The e-mail contained more than two dozen photographs of Jewish victims of the Nazis, including those of dead children, juxtaposed with nearly identical images from the Gaza Strip. It also included an article critical of Israel's treatment of the Palestinians and a note from Robinson.

"Gaza is Israel's Warsaw -- a vast concentration camp that confined and blockaded Palestinians," the professor wrote. "We are witness to a slow-motion process of genocide."

Two Jewish students dropped the class, saying they felt intimidated by the professor's message. They contacted the Simon Wiesenthal Center, which advised them to file formal complaints with the university.

In their letters, senior Rebecca Joseph and junior Tova Hausman accused Robinson of violating the campus' faculty code of conduct by disseminating personal, political material unrelated to his course.

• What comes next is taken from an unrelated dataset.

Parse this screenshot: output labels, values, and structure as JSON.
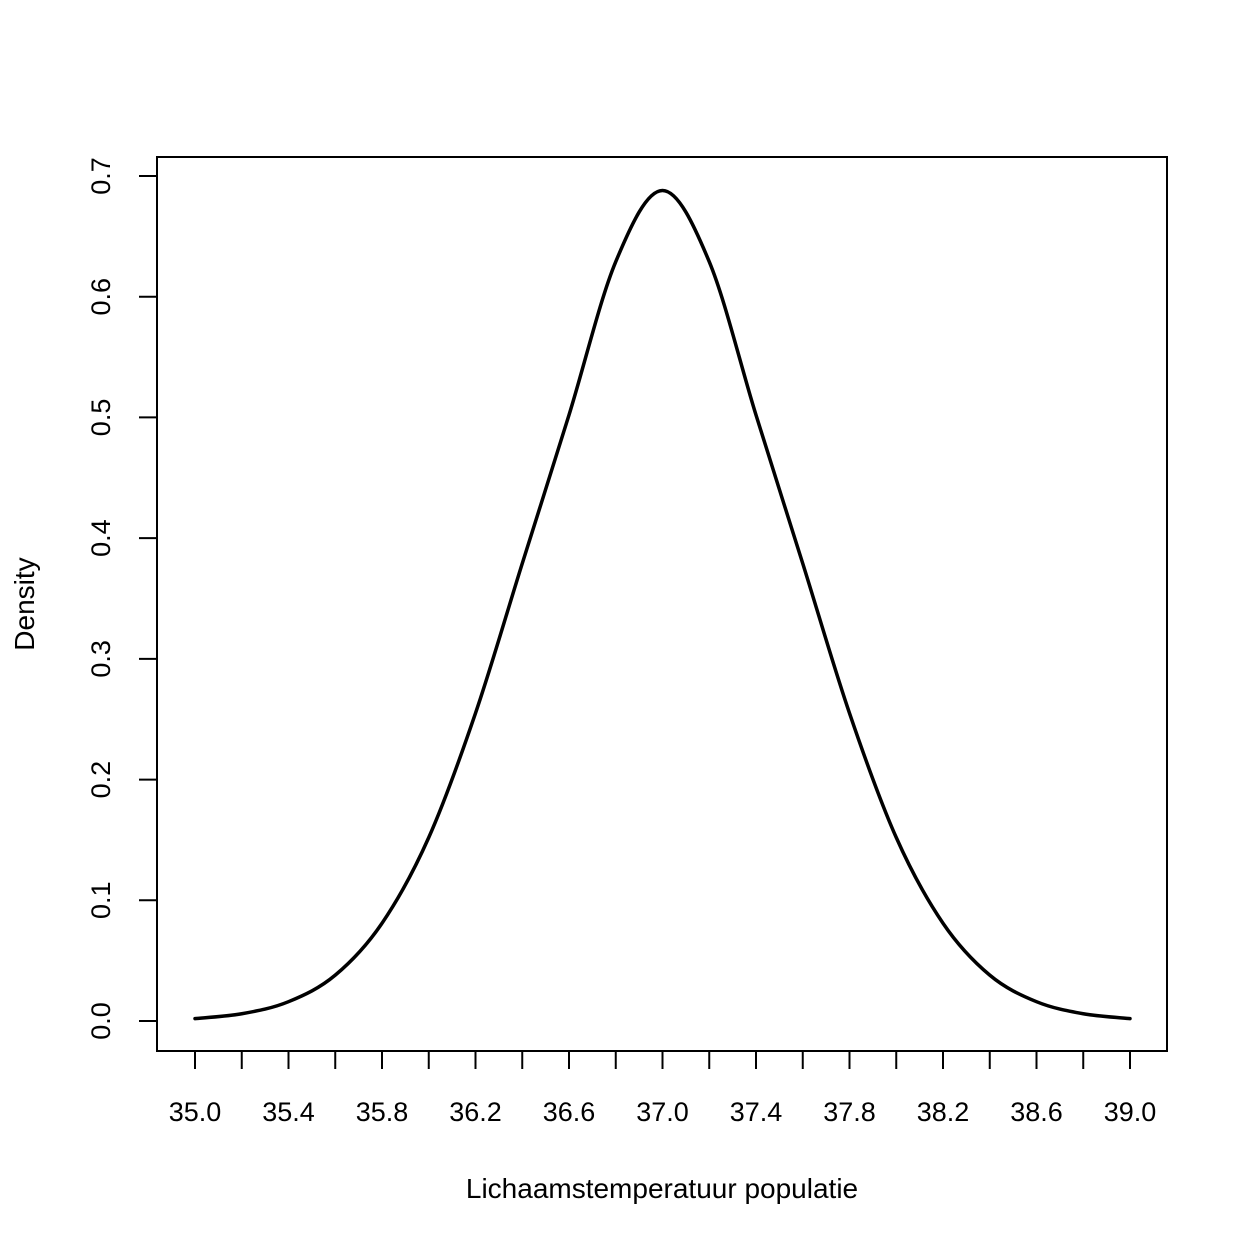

"I was shocked," said Joseph, 22. "He overstepped his boundaries as a professor. He has his own freedom of speech, but he doesn't have the freedom to send his students his own opinion that is so strong."

Robinson, 50, who is Jewish, called the accusations and the campus investigation an attack on academic freedom. He said his former students, the Wiesenthal Center and the Anti-Defamation League had all confused his criticism of Israeli policies with anti-Semitism.

"That's like saying if I condemn the U.S. government for the invasion of Iraq, I'm anti-American," he said. "It's the most absurd, baseless argument."

Robinson said he regularly sends his students voluntary reading material about current events for the global affairs course, and that no one raised questions when he subsequently discussed his e-mail.